Network interface subsystem 1180 provides an interface to other computer systems, devices, and networks, such as communications network 1190. Network interface subsystem 1180 serves as an interface for receiving data from and transmitting data to other systems from computer system 1100. Some examples of communications network 1190 are private networks, public networks, leased lines, the Internet, Ethernet networks, token ring networks, fiber optic networks, and the like.
Computer system 1100 can be of various types including a personal computer, a portable computer, a workstation, a network computer, a mainframe, a kiosk, or any other data processing system. Due to the ever-changing nature of computers and networks, the description of computer system 1100 depicted in
Various embodiments of any of one or more inventions whose teachings may be presented within this disclosure can be implemented in the form of logic in software, firmware, hardware, or a combination thereof. The logic may be stored in or on a machine-accessible memory, a machine-readable article, a tangible computer-readable medium, a computer-readable storage medium, or other computer/machine-readable media as a set of instructions adapted to direct a central processing unit (CPU or processor) of a logic machine to perform a set of steps that may be disclosed in various embodiments of an invention presented within this disclosure. The logic may form part of a software program or computer program product as code modules become operational with a processor of a computer system or an information-processing device when executed to perform a method or process in various embodiments of an invention presented within this disclosure. Based on this disclosure and the teachings provided herein, a person of ordinary skill in the art will appreciate other ways, variations, modifications, alternatives, and/or methods for implementing in software, firmware, hardware, or combinations thereof any of the disclosed operations or functionalities of various embodiments of one or more of the presented inventions.

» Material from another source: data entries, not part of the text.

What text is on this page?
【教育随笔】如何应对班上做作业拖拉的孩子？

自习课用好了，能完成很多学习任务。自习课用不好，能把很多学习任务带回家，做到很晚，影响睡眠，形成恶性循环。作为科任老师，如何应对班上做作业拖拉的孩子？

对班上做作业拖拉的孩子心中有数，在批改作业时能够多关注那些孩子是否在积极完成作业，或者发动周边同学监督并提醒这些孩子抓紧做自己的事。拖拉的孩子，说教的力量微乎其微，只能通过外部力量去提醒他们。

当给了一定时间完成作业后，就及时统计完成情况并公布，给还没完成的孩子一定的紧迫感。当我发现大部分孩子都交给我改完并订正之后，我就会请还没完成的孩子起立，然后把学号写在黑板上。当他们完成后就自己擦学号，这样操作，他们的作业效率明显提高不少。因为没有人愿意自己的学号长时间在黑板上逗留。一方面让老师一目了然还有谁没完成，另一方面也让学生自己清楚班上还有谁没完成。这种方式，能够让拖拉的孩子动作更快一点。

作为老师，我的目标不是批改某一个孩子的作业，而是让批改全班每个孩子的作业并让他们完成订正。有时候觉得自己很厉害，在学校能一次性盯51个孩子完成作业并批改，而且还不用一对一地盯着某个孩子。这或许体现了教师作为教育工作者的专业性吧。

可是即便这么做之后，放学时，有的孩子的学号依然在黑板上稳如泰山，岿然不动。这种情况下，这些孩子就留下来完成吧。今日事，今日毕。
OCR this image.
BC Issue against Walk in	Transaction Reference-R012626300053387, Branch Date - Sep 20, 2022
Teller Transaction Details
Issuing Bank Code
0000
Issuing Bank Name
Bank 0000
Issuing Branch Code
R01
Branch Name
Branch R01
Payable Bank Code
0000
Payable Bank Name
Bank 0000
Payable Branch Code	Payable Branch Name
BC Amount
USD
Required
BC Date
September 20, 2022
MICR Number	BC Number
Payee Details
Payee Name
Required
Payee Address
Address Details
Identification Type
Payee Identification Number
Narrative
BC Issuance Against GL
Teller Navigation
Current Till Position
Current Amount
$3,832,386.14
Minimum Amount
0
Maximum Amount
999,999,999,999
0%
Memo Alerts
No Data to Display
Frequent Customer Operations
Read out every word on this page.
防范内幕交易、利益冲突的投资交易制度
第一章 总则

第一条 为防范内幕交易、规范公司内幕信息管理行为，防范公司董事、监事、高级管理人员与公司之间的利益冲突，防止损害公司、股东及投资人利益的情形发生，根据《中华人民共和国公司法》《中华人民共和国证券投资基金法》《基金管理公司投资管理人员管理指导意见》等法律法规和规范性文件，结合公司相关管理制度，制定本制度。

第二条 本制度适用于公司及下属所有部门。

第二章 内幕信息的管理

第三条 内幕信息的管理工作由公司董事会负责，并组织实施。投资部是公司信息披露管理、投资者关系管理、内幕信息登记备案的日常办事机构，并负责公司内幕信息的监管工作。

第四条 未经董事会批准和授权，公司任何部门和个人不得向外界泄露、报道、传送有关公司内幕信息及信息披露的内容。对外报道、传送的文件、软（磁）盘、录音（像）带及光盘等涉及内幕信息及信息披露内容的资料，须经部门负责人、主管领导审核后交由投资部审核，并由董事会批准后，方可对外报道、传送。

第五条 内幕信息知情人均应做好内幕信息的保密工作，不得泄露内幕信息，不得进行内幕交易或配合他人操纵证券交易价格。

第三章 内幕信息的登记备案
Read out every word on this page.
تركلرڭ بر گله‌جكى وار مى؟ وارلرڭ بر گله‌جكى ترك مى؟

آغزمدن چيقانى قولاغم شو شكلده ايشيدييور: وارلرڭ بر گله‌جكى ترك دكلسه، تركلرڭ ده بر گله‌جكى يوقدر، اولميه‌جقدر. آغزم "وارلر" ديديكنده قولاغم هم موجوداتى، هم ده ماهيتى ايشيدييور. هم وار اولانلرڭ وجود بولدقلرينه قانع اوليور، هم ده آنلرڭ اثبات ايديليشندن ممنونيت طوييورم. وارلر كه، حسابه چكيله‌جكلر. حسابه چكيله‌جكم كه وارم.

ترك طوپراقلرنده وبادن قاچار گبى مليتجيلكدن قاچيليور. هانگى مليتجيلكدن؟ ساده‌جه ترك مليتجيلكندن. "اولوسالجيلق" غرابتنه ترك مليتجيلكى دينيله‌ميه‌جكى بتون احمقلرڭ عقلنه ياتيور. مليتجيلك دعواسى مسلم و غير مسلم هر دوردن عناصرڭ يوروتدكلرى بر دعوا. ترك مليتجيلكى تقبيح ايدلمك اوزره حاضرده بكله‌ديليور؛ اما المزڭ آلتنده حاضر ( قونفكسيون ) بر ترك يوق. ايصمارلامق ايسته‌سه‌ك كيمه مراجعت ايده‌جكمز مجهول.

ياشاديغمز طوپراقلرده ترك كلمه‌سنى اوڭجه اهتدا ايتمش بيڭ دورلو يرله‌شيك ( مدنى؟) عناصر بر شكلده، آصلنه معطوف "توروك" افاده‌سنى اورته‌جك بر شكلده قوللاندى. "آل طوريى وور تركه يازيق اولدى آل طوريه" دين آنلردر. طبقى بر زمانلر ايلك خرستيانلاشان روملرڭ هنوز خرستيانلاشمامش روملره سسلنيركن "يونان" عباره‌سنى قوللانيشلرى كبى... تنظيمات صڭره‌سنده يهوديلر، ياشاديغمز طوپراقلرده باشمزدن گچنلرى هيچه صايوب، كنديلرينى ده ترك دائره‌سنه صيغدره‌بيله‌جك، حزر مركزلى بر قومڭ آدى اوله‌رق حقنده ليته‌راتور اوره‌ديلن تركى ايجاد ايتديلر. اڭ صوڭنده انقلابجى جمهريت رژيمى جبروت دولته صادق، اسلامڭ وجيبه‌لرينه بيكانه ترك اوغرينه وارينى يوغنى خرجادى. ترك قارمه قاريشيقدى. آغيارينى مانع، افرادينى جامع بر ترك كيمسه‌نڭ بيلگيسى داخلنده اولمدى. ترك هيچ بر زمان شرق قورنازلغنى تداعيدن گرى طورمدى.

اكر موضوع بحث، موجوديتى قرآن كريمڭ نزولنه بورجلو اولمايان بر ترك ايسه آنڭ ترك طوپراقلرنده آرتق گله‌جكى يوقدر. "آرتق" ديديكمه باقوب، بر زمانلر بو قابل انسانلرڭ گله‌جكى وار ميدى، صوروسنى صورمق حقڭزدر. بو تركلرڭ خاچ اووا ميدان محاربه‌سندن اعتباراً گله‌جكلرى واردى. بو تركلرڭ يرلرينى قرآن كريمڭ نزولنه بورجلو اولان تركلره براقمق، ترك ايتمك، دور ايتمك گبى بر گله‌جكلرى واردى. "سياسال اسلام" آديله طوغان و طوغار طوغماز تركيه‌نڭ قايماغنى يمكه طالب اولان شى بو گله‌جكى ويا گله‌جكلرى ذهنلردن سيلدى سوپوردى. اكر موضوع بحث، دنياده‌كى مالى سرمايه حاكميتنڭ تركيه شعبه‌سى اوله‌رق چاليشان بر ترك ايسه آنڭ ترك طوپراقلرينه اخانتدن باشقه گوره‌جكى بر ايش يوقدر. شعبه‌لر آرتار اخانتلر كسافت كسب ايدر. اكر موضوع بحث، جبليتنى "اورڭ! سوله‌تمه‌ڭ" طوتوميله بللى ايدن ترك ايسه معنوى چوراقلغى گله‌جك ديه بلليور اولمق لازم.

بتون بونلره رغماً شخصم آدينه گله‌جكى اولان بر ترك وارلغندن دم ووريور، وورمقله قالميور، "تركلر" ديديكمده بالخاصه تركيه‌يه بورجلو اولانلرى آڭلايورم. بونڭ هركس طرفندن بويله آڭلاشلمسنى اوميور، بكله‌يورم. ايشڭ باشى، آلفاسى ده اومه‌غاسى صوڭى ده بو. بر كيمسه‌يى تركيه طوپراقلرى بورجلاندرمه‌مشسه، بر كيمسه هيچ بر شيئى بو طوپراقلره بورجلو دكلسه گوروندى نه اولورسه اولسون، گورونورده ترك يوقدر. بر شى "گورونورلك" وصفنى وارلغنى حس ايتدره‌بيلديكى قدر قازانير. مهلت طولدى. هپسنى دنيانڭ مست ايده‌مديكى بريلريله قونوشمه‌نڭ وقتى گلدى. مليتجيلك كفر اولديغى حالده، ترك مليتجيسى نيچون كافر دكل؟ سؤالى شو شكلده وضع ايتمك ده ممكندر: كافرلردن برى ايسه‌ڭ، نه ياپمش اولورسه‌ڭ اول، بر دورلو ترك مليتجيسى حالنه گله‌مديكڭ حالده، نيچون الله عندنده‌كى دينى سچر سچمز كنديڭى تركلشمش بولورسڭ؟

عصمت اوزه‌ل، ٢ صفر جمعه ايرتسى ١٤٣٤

The disclosed examples, implementations, and various embodiments of any one of those inventions whose teachings may be presented within this disclosure are merely illustrative to convey with reasonable clarity to those skilled in the art the teachings of this disclosure. As these implementations and embodiments may be described with reference to exemplary illustrations or specific figures, various modifications or adaptations of the methods and/or specific structures described can become apparent to those skilled in the art. All such modifications, adaptations, or variations that rely upon this disclosure and these teachings found herein, and through which the teachings have advanced the art, are to be considered within the scope of the one or more inventions whose teachings may be presented within this disclosure. Hence, the present descriptions and drawings should not be considered in a limiting sense, as it is understood that an invention presented within a disclosure is in no way limited to those embodiments specifically illustrated.
Accordingly, the above description and any accompanying drawings, illustrations, and figures are intended to be illustrative but not restrictive. The scope of any invention presented within this disclosure should, therefore, be determined not with simple reference to the above description and those embodiments shown in the figures, but instead should be determined with reference to the pending claims along with their full scope or equivalents.